Government agency in Sikkim, India

The Sikkim Public Service Commission (SPSC) have been set up in terms of Article 315 of the Constitution of India. The Public Service Commission are envisaged as independent constitutional institutions not subject to governmental or political interference or control and charged with the responsibility of recruitment and management of public services. Under Article 320 of the Constitution of India, it conducts examinations for appointment of persons to the Services etc.

==History ==
SPSC came into consideration back in May 1975. When Sikkim state was integrated with the Constitutional Provision under Article 315, the commission was constituted in 1978. During the initial periods, it did not work for four years, becoming functioning only in 1982 when the state governor appointed the Commissions' Chairman.

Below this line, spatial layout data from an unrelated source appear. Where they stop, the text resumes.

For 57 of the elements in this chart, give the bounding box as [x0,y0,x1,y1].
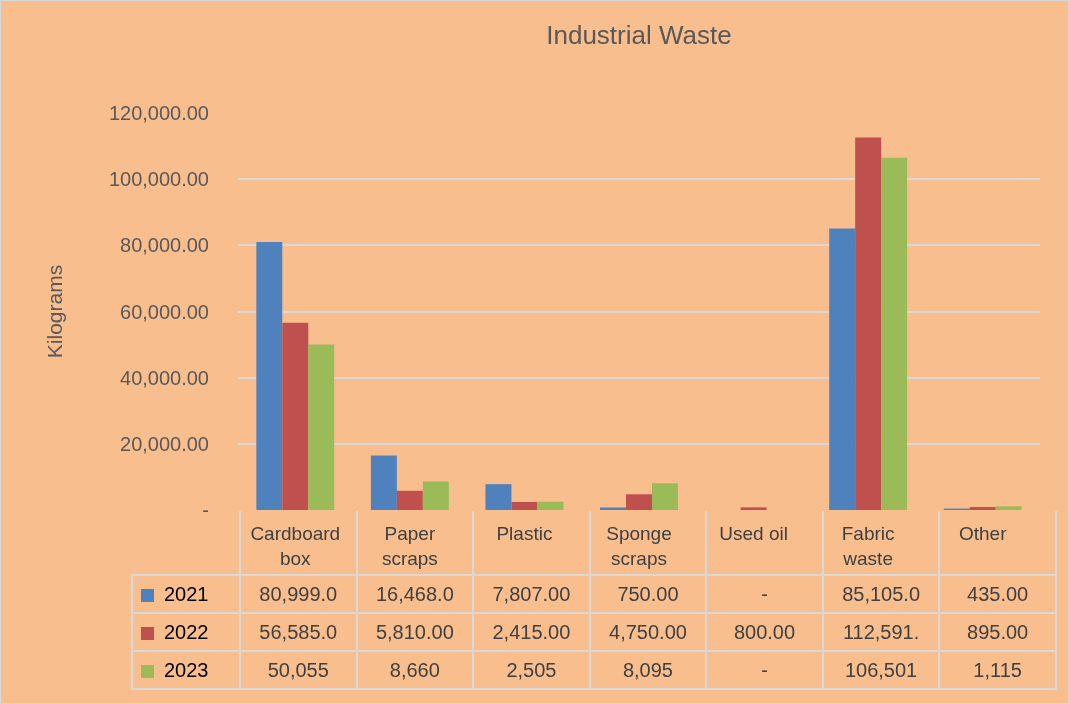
data-label: 800.00 [706,613,823,651]
data-label: 4,750.00 [589,613,707,651]
x-tick-label: Other [958,523,1008,544]
y-tick-label: 120,000.00 [108,102,209,124]
y-tick-label: 20,000.00 [120,432,209,455]
data-label: 2,505 [473,651,590,689]
bar [370,455,397,510]
bar [651,483,678,510]
y-tick-label: 40,000.00 [120,366,209,389]
x-tick-label: Cardboard box [250,523,341,569]
chart-title: Industrial Waste [546,20,732,51]
bar [740,507,767,510]
legend-label: 2022 [164,620,209,643]
data-label: - [706,575,823,613]
data-label: 106,501 [822,651,940,689]
bar [969,507,996,510]
legend-label: 2023 [164,658,209,681]
legend-label: 2021 [164,582,209,605]
data-label: 85,105.0 [822,575,940,613]
x-tick-label: Fabric waste [841,523,895,569]
bar [422,481,449,510]
y-tick-label: - [202,499,209,521]
bar [485,484,512,510]
data-label: 435.00 [939,575,1056,613]
bar [282,322,309,510]
data-label: 5,810.00 [356,613,474,651]
data-label: - [706,651,823,689]
y-tick-label: 100,000.00 [108,168,209,191]
data-label: 8,095 [589,651,707,689]
data-label: 7,807.00 [473,575,590,613]
bar [308,344,335,510]
y-tick-label: 60,000.00 [120,300,209,323]
data-label: 1,115 [939,651,1056,689]
data-label: 2,415.00 [473,613,590,651]
bar [256,242,283,510]
data-label: 56,585.0 [240,613,357,651]
y-axis-title: Kilograms [43,264,67,359]
bar [881,157,908,510]
x-tick-label: Plastic [496,523,553,544]
data-label: 80,999.0 [240,575,357,613]
y-tick-label: 80,000.00 [120,234,209,257]
bar [626,494,652,510]
bar [855,137,882,510]
bar [396,490,423,510]
bar [511,502,538,510]
data-label: 750.00 [589,575,707,613]
data-label: 16,468.0 [356,575,474,613]
x-tick-label: Sponge scraps [606,523,672,569]
bar [829,228,856,510]
bar [537,501,564,510]
x-tick-label: Used oil [719,523,788,544]
x-tick-label: Paper scraps [381,523,438,569]
data-label: 112,591. [822,613,940,651]
data-label: 895.00 [939,613,1056,651]
bar [995,506,1022,510]
data-label: 8,660 [356,651,474,689]
data-label: 50,055 [240,651,357,689]
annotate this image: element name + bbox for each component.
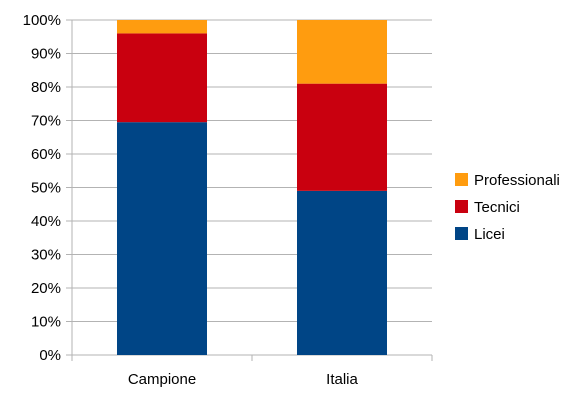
bar-campione-licei: [117, 122, 207, 355]
x-tick-label-italia: Italia: [326, 371, 358, 388]
bar-campione-tecnici: [117, 33, 207, 123]
x-tick-label-campione: Campione: [128, 371, 196, 388]
legend-label-licei: Licei: [474, 226, 505, 243]
legend-swatch-licei: [455, 227, 468, 240]
y-tick-label-60: 60%: [31, 146, 61, 163]
y-tick-label-50: 50%: [31, 180, 61, 197]
legend-swatch-tecnici: [455, 200, 468, 213]
y-tick-label-100: 100%: [23, 12, 61, 29]
y-tick-label-0: 0%: [39, 347, 61, 364]
legend-label-tecnici: Tecnici: [474, 199, 520, 216]
y-tick-label-90: 90%: [31, 46, 61, 63]
legend-swatch-professionali: [455, 173, 468, 186]
y-tick-label-40: 40%: [31, 213, 61, 230]
bar-campione-professionali: [117, 20, 207, 34]
bar-italia-licei: [297, 190, 387, 355]
legend-label-professionali: Professionali: [474, 172, 560, 189]
bar-italia-tecnici: [297, 83, 387, 191]
y-tick-label-30: 30%: [31, 247, 61, 264]
bar-italia-professionali: [297, 20, 387, 84]
y-tick-label-10: 10%: [31, 314, 61, 331]
y-tick-label-20: 20%: [31, 280, 61, 297]
y-tick-label-70: 70%: [31, 113, 61, 130]
y-tick-label-80: 80%: [31, 79, 61, 96]
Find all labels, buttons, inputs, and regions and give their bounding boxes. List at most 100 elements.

==Functions and responsibilities==
The functions of the State Public Service Commission, as enumerated in Clause (1) of Article 320 of the Constitution of India, are

(1)          to conduct examinations for appointments to the services of the State;

(2)          to make recommendations to the State Government for appointment of persons to the Services;

(3)          to be consulted in the matters of appointment, promotions, transfer and disciplinary matters of civilian employees of the State Government;

(4)          to advise on any other matter that may be referred by the Government;

(5)          to advise on any claim by or in respect of a person who is serving or has served under the Government of the State in a civil capacity, that any costs incurred by him in defending legal proceedings instituted against him in respect of acts done or purporting to be done in the execution of his duty should be paid out of the Consolidated Fund of the State;

(6)          to advise on claim for the award of a person in respect of injuries sustained by a person while in service under the Government of Sikkim, in a civil capacity, and any question as to the amount of any such award;

(7)          to present on annual report to the Governor who shall cause it to be laid before the State Legislature.

            It is also the duty of Commission to tender advice on any matter so referred to it and on any other matter which the Governor of the State may refer to it.

==Commission profile==
The commission is headed by a Chairman and members for specific roles. Their term of service and suspension are governed by the Sikkim Public Service Commission (Members) Regulations Act, 1983.